BACKGROUND: Pregnancy in women with PAH is associated with a maternal mortality of 30-50% despite modern treatment modalities. The majority of maternal deaths in PAH patients occur either during labor and delivery or within one month post-partum, attributed to a mismatch of physiologic limitations of PAH and the changes that occur with pregnancy and delivery. In the Unites States, there is no consensus on PAH management in pregnancy.We present five cases of gravid PAH patients successfully managed at our institution with a description of our standardized multidisciplinary treatment approach.

METHODS: We present five cases of gravid PAH patients successfully managed at our institution with a description of our standardized multidisciplinary treatment approach.

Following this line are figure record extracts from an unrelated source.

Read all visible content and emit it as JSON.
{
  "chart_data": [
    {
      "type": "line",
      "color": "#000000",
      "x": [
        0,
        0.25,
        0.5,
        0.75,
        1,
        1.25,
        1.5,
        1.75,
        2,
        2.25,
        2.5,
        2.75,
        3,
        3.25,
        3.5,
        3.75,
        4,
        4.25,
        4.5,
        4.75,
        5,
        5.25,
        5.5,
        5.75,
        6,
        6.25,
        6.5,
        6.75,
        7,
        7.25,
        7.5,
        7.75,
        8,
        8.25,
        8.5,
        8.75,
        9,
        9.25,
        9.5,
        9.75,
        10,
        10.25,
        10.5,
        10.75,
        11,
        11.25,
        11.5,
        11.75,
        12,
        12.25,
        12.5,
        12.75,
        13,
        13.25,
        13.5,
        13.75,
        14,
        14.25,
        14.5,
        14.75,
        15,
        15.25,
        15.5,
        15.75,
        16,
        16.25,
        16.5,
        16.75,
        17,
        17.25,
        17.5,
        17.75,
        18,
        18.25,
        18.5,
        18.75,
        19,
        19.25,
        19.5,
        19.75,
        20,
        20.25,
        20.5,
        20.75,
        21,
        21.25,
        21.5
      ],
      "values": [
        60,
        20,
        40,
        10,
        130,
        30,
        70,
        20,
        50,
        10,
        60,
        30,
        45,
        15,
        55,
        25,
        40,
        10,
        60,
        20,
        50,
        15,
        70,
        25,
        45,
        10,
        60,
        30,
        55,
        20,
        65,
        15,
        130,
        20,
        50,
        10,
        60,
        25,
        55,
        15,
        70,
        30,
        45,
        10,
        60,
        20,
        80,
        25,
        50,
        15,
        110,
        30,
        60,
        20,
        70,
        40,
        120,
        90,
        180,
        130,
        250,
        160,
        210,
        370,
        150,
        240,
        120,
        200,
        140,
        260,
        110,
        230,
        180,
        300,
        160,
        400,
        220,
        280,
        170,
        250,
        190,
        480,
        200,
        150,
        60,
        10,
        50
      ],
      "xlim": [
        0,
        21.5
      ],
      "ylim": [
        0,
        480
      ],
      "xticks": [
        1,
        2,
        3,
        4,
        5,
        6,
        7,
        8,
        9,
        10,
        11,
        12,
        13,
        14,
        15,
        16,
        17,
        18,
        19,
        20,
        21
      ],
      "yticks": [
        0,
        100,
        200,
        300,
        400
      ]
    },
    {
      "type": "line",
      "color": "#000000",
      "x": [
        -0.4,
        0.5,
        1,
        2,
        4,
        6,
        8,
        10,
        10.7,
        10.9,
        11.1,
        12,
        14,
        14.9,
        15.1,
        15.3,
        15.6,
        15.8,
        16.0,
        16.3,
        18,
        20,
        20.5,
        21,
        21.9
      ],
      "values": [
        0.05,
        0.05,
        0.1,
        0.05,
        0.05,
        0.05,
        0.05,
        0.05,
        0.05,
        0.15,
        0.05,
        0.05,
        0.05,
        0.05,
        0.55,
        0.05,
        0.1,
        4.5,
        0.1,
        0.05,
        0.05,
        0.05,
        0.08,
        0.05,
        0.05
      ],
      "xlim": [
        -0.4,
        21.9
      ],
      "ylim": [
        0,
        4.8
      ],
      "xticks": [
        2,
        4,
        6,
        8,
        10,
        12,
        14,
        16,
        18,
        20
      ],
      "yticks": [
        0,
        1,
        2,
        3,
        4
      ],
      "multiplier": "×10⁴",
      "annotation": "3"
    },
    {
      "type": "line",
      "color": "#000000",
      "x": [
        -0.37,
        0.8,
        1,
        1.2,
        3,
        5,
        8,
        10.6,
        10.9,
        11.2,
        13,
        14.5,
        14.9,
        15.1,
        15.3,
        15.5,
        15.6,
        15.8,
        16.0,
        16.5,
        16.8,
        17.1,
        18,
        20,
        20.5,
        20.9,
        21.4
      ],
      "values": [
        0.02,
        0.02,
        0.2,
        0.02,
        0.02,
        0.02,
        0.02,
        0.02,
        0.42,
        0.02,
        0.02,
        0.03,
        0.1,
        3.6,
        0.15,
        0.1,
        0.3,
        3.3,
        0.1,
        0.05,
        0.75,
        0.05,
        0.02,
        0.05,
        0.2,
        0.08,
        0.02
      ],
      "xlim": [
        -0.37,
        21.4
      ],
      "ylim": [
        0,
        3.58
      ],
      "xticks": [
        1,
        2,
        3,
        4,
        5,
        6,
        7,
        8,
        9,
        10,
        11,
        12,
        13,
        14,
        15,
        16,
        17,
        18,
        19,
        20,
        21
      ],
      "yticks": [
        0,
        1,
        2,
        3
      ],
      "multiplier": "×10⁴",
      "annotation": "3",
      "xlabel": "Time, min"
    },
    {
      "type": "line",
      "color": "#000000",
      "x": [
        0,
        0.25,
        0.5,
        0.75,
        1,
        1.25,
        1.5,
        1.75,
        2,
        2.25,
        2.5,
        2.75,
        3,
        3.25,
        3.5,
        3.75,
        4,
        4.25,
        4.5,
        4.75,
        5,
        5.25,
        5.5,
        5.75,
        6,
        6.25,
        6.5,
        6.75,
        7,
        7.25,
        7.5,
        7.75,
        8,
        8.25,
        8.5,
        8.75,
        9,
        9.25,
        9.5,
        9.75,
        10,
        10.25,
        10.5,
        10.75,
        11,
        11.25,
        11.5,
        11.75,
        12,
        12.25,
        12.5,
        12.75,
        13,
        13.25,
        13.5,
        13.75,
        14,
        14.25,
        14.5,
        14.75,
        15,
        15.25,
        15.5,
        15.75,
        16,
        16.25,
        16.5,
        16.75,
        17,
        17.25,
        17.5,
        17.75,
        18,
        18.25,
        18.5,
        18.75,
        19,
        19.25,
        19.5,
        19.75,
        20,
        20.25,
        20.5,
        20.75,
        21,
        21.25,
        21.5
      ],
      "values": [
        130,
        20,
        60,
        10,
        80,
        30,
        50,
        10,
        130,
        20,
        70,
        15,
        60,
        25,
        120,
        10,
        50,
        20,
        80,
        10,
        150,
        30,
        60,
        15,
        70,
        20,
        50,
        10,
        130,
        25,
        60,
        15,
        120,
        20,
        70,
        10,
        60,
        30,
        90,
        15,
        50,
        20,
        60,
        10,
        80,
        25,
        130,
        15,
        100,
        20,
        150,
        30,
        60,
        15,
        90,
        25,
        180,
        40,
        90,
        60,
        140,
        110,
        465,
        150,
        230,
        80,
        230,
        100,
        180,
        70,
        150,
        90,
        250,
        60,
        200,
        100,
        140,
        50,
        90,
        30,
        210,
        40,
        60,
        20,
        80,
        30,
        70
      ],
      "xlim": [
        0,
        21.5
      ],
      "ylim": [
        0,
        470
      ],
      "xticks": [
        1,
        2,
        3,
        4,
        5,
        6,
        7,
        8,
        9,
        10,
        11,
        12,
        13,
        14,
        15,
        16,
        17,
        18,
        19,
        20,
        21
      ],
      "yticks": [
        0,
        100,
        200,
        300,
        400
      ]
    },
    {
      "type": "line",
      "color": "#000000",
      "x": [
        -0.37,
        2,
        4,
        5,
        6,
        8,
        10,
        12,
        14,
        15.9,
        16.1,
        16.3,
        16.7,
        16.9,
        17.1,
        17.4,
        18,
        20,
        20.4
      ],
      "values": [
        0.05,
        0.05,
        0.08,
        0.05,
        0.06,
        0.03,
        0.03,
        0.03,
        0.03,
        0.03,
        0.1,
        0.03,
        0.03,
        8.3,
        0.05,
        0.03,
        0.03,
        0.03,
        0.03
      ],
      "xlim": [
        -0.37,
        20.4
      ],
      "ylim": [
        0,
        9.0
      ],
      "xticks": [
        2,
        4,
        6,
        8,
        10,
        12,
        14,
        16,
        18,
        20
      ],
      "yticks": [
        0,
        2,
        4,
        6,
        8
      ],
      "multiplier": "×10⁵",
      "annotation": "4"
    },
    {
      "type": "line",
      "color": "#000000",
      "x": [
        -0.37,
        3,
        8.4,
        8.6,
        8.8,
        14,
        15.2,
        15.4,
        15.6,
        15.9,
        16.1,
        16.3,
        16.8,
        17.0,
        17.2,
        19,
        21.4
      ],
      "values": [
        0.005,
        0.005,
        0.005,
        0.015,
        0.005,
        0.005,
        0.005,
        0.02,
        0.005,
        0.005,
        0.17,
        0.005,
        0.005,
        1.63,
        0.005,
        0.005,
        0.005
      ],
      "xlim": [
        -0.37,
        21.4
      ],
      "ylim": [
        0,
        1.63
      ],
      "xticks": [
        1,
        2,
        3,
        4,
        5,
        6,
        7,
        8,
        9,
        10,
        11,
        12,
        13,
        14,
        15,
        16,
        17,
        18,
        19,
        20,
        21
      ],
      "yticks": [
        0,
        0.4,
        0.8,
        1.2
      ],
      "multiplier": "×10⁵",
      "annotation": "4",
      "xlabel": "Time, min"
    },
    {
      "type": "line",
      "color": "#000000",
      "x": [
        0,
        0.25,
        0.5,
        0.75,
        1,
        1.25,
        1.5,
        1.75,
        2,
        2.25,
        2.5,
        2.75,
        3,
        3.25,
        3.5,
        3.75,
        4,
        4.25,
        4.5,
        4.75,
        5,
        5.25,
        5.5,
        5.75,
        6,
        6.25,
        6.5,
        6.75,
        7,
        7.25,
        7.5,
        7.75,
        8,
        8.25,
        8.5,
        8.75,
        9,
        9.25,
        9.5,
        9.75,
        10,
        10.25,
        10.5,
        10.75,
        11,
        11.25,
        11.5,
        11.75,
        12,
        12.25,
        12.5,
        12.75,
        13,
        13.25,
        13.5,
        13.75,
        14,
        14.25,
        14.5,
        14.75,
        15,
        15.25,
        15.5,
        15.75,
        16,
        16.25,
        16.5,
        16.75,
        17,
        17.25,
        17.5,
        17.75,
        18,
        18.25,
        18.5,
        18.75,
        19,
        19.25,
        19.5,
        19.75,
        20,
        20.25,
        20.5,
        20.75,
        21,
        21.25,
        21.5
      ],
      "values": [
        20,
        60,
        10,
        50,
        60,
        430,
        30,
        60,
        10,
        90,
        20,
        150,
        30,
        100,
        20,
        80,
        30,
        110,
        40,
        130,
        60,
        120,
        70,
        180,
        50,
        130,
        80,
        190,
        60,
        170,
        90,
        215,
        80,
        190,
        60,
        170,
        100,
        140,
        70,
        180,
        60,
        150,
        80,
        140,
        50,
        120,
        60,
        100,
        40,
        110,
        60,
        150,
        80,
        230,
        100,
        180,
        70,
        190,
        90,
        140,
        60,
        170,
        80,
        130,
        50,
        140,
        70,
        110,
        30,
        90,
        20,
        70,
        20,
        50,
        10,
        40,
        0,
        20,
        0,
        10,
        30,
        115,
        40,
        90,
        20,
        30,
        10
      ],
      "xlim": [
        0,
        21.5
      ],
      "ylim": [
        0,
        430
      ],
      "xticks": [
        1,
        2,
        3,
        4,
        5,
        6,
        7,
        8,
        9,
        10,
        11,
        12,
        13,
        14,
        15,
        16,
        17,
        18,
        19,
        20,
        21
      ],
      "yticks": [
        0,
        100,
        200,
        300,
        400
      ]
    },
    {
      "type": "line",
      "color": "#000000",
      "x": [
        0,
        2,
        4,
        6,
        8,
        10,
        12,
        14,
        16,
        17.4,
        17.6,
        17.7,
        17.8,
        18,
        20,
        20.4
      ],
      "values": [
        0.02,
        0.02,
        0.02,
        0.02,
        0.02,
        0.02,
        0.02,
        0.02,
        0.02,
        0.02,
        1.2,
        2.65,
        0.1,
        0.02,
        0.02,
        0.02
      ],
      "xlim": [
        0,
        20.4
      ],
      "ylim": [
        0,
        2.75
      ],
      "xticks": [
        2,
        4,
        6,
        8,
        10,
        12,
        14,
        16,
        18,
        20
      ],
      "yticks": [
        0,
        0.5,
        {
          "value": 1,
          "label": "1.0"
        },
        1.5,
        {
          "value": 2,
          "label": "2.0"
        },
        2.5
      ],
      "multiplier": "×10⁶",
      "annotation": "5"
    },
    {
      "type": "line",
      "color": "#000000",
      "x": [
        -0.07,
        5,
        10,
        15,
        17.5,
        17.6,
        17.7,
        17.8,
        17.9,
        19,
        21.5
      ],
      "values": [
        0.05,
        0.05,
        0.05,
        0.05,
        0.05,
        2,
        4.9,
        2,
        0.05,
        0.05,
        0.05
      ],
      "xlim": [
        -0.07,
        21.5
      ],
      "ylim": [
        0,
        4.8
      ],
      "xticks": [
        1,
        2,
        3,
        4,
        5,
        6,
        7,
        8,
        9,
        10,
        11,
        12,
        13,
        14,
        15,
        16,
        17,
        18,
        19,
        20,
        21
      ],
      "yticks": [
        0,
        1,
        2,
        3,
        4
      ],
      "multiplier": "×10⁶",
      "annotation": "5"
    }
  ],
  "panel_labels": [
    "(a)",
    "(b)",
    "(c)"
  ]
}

RESULTS: Five consecutive cases of pregnancy with significant pulmonary hypertension were managed at our center with a mean age of 30 years old (21-37). Three cases had PAH with congenital heart disease, one with idiopathic PAH, and one with SLE associated PAH. Four of the patients tolerated pregnancy well. One patient (Case 3) developed progressive right heart failure to NYHA-FC IV. Anticoagulation was maintained in all cases with enoxaparin. Intravenous prostacyclin was initiated on average at 32 weeks gestation with one patient on therapy prior to conception(Case 3). All delivered at term without maternal or fetal mortality. Four patients delivered vaginally while one underwent Cesarean section. Peri-partum complications include two patients with anemia and volume depletion responding to blood transfusions (Case 3, 5).

CONCLUSIONS: We report our institutions management of five pregnant patients with severe PAH with no fetal or maternal mortality. We attribute a methodical and multidisciplinary approach to our successful outcomes. We advocate development of a standardized approach to the treatment of PAH in the setting of pregnancy in an effort to further improve maternal-fetal survival.